Israeli future lasers can shoot down Iranian drones, like in Ukraine - top defense official

Israel's MAFAT also wants to engineer viruses or germs to detect explosives in the field as part of the process of neutralizing them.

Artistic depiction of how innovative laser defense system would function on the battle field  (photo credit: Courtesy)
Artistic depiction of how innovative laser defense system would function on the battle field
(photo credit: Courtesy)

Senior Defense Ministry official Brig.-Gen. (res.) Danny Gold on Tuesday said Israel’s air defense lasers, when fully deployed in the future, could shoot down the drones Iran has been sending against Ukraine.

Speaking at the Artificial Intelligence (AI) conference at Tel Aviv University, the Director of MAFAT [Directorate of Defense Research & Development] said his ministry is working on developing “the next generation of using lasers.”

He talked about multiple successful tests destroying rockets “with a very sophisticated laser weapons system… We have done the same for mortars, rockets and UAVs (Unmanned Aerial Vehicles), like the Iranian UAVs they are sending to Ukraine. The same concept of UAV, we can shoot them down.”

In February 2022, then prime minister Naftali Bennett proclaimed that Israel’s ability to use lasers had jumped forward and could be operational much sooner than people had expected.

Last month, Aviv Kohavi told The Jerusalem Post in an outgoing interview as IDF chief, “The laser defense system is truly great news. It will be both land- and air-based. I do want to be cautious regarding timeframes. In another two years, we expect to deploy systems along the Gaza Strip border to test this tool’s effectiveness.”

“The laser defense system is truly great news. It will be both land- and air-based. I do want to be cautious regarding timeframes. In another two years, we expect to deploy systems along the Gaza Strip border to test this tool’s effectiveness.”

Aviv Kohavi
 A part of an unmanned aerial vehicle, what Ukrainian military authorities described as an Iranian made suicide drone Shahed-136 and which was shot down near the town of Kupiansk, amid Russia's attack on Ukraine, is seen in Kharkiv region, Ukraine, in this handout picture released September 13, 2022 (credit: THE STRATEGIC COMMUNICATIONS DIRECTORATE OF THE UKRAINIAN ARMED FORCES/HANDOUT VIA REUTERS)
A part of an unmanned aerial vehicle, what Ukrainian military authorities described as an Iranian made suicide drone Shahed-136 and which was shot down near the town of Kupiansk, amid Russia's attack on Ukraine, is seen in Kharkiv region, Ukraine, in this handout picture released September 13, 2022 (credit: THE STRATEGIC COMMUNICATIONS DIRECTORATE OF THE UKRAINIAN ARMED FORCES/HANDOUT VIA REUTERS)

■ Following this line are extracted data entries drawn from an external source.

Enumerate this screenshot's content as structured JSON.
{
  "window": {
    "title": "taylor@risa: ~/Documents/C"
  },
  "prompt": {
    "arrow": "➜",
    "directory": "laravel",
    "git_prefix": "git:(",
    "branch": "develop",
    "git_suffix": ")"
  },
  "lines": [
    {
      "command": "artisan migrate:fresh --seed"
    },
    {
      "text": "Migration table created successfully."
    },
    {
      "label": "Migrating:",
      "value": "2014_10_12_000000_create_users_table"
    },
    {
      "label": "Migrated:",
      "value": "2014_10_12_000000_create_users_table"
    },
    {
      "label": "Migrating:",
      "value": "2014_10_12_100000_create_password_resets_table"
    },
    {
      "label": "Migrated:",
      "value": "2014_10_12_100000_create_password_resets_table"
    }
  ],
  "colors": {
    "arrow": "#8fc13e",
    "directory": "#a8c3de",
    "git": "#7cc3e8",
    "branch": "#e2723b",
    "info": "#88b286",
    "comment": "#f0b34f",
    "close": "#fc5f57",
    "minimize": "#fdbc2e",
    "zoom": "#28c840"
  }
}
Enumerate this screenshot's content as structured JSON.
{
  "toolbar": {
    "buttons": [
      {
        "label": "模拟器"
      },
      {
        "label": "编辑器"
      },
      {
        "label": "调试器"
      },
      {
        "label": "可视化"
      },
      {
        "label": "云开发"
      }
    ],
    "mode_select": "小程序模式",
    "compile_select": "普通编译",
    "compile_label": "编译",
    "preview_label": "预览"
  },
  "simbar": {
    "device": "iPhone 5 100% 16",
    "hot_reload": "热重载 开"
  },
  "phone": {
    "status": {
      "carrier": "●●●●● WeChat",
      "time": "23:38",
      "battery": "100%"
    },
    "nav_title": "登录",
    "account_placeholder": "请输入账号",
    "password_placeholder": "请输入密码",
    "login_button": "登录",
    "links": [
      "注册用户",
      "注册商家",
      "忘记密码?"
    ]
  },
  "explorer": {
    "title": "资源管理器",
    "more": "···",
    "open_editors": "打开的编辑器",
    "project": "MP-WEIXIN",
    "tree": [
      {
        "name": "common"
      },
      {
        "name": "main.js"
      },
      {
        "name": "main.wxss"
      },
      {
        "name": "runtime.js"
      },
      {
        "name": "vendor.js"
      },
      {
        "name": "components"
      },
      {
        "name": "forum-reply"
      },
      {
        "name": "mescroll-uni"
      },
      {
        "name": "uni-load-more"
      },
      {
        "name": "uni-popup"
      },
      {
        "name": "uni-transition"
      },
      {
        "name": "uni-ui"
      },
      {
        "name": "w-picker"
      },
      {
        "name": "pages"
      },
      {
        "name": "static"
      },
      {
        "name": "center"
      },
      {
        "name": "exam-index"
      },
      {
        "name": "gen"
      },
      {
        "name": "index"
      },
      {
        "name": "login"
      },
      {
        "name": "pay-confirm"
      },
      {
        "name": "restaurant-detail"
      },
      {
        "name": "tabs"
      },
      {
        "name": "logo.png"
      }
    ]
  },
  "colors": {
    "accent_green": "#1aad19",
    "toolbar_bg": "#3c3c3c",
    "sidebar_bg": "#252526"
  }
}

“It has worked very well in field tests. If this experiment works, and we continue to integrate and enhance the laser defense system over two years, we will move as fast as possible to deploy it across the entire North. I cannot commit to a specific number of years. I don’t want to be optimistic and I also don’t want to be pessimistic,” he said.

Kohavi added, “I know that there has been great progress over the last three years and we invested a lot of money in this. We defined the laser defense system as having multiple benefits that we would need to invest a lot in. I am happy that it has progressed so much.”

Israel's MAFAT must avoid "the valley of death"

In other comments at the conference, Gold warned that in order for his ministry and others to keep up with technological advancements, they needed to avoid “the valley of death.” This was a name he and others sometimes give for the gap between wanting to make a large new idea happen which will take a long time, bringing together the immense financing needed and somehow keeping the ship afloat during the many years of uncertainty along the way.

In order to overcome this dilemma, he said, “We changed inside our organization, to process faster. If [ministry affiliated] researchers want to work with a start-up, it can happen in [only] two months. In the past, it was one year. I hope we can shrink it to two weeks.”

Likewise, he said that, “the one-year process for setting up” a new AI platform, “we are shrinking to one month.”

Besides using startups to speed up and alter the funding and bureaucracy dynamics, he said that the ministry is partnering with foreign investors from Canada, Japan and Singapore with common interests as well as “raising money with some pension funds in Israel to invest in our organization.”

All of this goes along with still partnering with Israeli defense giants like Rafael, Elbit and Israel Aerospace Industries.

Further, he said, the ministry is using AI algorithms with new kinds of sensors and complex physics applications to break through immense amounts of raw data.

Next, he said that his ministry has designed an app “which is very fast and we change the operator [situation so] the operator doesn’t need to be an expert in the field.”

Moreover, he said, “We want to take the DNA revolution… and synthetic biology – we want to engineer things like viruses or germs to detect explosives in the field and then radiate some light and we can get the light withdrawn," in the process of destroying the explosives.

"This can also have medical uses, in engineering and with sensors. It’s another emerging technology that is booming,” he added.